Here’s exactly how to stay sane during summative season
Because everyone’s going through it right now
The title of this article, I will admit, is pure clickbait. Because if you know a fully functioning method for staying sane during the entire summative season, then my God, Oxbridge seriously messed up when they rejected you. I have spent the past three years trying to hack summative season and be completely stress free, and let me tell you now: It is point blank impossible.
However, that is not to say there are not a fair few tricks I have learned to manage the insanity and to stop yourself ending up at the cathedral on a Friday night at 7:42 pm contemplating your existence and begging God to keep your head screwed on. So here are six tips that might just ease the load.
1) Structure – but not the soul destroying kind
Most of us try to make some kind of master plan for when we are finally going to lock in and become productive academic weapons in the Billy. But I think a lot of us are slightly guilty of overdoing it. The last thing you want is for your essay or coursework to feel more like a chore than it already does. Summative season is long. Burnout in week one is not the strategy.
Yes, maybe cut back on nights out. But do not say no to everything. If your friends are going to a pub quiz, go. Enjoy time that has nothing to do with work so that when it is time to clock in, you actually can, because you have rested, you have laughed, and your brain has had space to recharge. Also, when stress hits, many of us pull a full snail move and retreat into our shells. Do not. Your friends are going through it too. Talk things out. Sit together and work. Body doubling genuinely works. Sometimes just suffering collectively is half the cure.
2) GET. CHANGED.

In first year especially, I was guilty of trying to complete summatives in pyjamas, sitting in the kitchen, or worse, warm and horizontal in bed.
We all tell ourselves, “This time will be different.” It will not.
You will get distracted. You will open one innocent video, maybe “easy salads to take to the library,” and two hours later you are deep in a rabbit hole watching completely pointless look-maxing videos with Clavicular, wondering how on earth the algorithm thought this was what you needed.
If you insist on staying home, get dressed as if you are going to the library. And most importantly: PUT. SHOES. ON. I do not know the science, but something about wearing shoes convinces your brain you are going somewhere important. Even if you are just in the dining room, it becomes infinitely easier to lock in.
And do not abandon your normal habits. If you run, run. If you have a skincare routine, keep it. Summative season is not the time to reinvent yourself; it is the time to protect the routines that keep you stable. If things get overwhelming, try a quick reset: Run cold water over your wrists or behind your ears. These spots sit near major arteries and can genuinely calm your nervous system down.
3) Have something to look forward to
This applies beyond summative season, but it matters especially now. If your workload is heavy, plan something each week that you are genuinely excited about. Maybe that is getting dressed up for a date. Maybe it is Sunday jazz at Fabs. Maybe cooking dinner with your flat.
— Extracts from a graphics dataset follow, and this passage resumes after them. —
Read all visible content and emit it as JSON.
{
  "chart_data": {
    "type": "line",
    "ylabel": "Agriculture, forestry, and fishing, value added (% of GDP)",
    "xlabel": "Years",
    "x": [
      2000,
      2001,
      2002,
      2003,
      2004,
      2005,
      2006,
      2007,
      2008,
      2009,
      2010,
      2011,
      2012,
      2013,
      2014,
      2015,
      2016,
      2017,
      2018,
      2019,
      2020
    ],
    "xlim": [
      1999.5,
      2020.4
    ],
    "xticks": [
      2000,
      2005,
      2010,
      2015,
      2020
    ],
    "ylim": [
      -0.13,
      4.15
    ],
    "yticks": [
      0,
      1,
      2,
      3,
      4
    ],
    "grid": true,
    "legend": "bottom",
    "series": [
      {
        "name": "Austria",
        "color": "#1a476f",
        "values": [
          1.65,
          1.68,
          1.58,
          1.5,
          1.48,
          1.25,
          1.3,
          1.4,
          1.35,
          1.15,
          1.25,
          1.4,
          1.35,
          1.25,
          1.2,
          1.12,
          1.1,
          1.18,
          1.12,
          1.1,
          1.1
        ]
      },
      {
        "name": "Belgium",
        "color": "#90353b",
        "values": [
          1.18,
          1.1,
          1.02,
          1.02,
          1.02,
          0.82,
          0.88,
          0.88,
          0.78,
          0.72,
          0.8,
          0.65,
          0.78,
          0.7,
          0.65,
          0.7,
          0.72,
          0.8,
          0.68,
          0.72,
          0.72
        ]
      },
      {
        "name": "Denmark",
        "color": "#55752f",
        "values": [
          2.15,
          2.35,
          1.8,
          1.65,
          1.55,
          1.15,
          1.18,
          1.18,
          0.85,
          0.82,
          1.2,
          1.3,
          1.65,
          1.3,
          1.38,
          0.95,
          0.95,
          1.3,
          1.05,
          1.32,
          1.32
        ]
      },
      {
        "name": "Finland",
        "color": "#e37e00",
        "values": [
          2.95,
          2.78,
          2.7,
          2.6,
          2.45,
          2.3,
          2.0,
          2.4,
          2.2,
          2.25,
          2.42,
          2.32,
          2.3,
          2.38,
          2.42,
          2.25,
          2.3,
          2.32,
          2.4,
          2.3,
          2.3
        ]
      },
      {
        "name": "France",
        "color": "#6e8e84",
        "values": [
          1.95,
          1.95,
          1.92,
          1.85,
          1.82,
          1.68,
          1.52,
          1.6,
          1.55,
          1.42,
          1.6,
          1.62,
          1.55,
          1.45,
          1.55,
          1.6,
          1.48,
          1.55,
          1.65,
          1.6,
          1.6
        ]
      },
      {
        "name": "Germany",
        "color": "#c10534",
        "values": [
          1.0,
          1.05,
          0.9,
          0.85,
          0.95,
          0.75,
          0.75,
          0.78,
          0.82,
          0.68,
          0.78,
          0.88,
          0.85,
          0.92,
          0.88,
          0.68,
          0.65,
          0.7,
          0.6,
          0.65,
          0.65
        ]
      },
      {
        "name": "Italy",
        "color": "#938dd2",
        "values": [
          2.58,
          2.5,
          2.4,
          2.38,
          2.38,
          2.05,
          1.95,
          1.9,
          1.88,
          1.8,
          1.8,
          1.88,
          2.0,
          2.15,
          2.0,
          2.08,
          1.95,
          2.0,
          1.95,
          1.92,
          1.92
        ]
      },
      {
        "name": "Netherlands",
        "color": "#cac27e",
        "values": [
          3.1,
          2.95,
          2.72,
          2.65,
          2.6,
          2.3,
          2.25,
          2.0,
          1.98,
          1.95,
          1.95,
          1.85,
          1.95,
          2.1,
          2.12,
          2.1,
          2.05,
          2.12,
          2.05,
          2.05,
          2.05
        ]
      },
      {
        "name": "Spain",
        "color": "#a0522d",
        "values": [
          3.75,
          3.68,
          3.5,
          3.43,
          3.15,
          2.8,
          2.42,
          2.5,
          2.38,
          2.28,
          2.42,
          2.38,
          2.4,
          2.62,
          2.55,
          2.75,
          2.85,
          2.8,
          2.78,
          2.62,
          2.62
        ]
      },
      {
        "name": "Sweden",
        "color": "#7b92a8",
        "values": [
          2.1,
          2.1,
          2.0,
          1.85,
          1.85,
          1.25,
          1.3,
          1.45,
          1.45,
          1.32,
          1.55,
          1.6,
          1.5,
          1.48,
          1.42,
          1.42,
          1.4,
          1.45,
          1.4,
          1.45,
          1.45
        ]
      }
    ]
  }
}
Maybe even a chaotic walk to the farm behind prison Cuth’s. The point is simple: Give yourself a reason to reach Friday.
4) Romanticise the hell out of it

Become an academic weapon aesthetically. Candles. Playlists. Dramatic energy. The whole thing. And while we are here, bizarre study discoveries are real. For reasons I cannot explain, Disney songs in another language work wonders. Part of Your World in Russian has some sort of supernatural property because every time I listened to it, my brain locked in like rent was due. Your brain loves ritual. Lean into it.
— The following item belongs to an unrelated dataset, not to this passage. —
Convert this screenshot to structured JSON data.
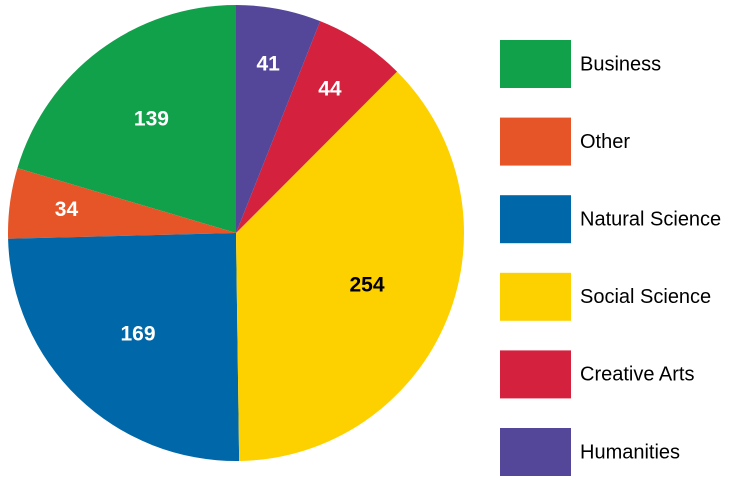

5) Feed your brain – literally
Your brain works best when it is organised and fed. Pack snacks. I, for one, became obsessed with air fried chickpeas with sweet chilli. Crispy, healthy, and so good that I roped three friends into my chickpea game. Also meal prep if you can. Have easy food ready so stress does not turn into skipping meals or surviving purely on caffeine and vibes. When your body is running properly, your brain follows. You probably will not stay perfectly sane during summative season. None of us do. But sanity is not about eliminating stress; it is about managing it well enough that you still recognise yourself by the end.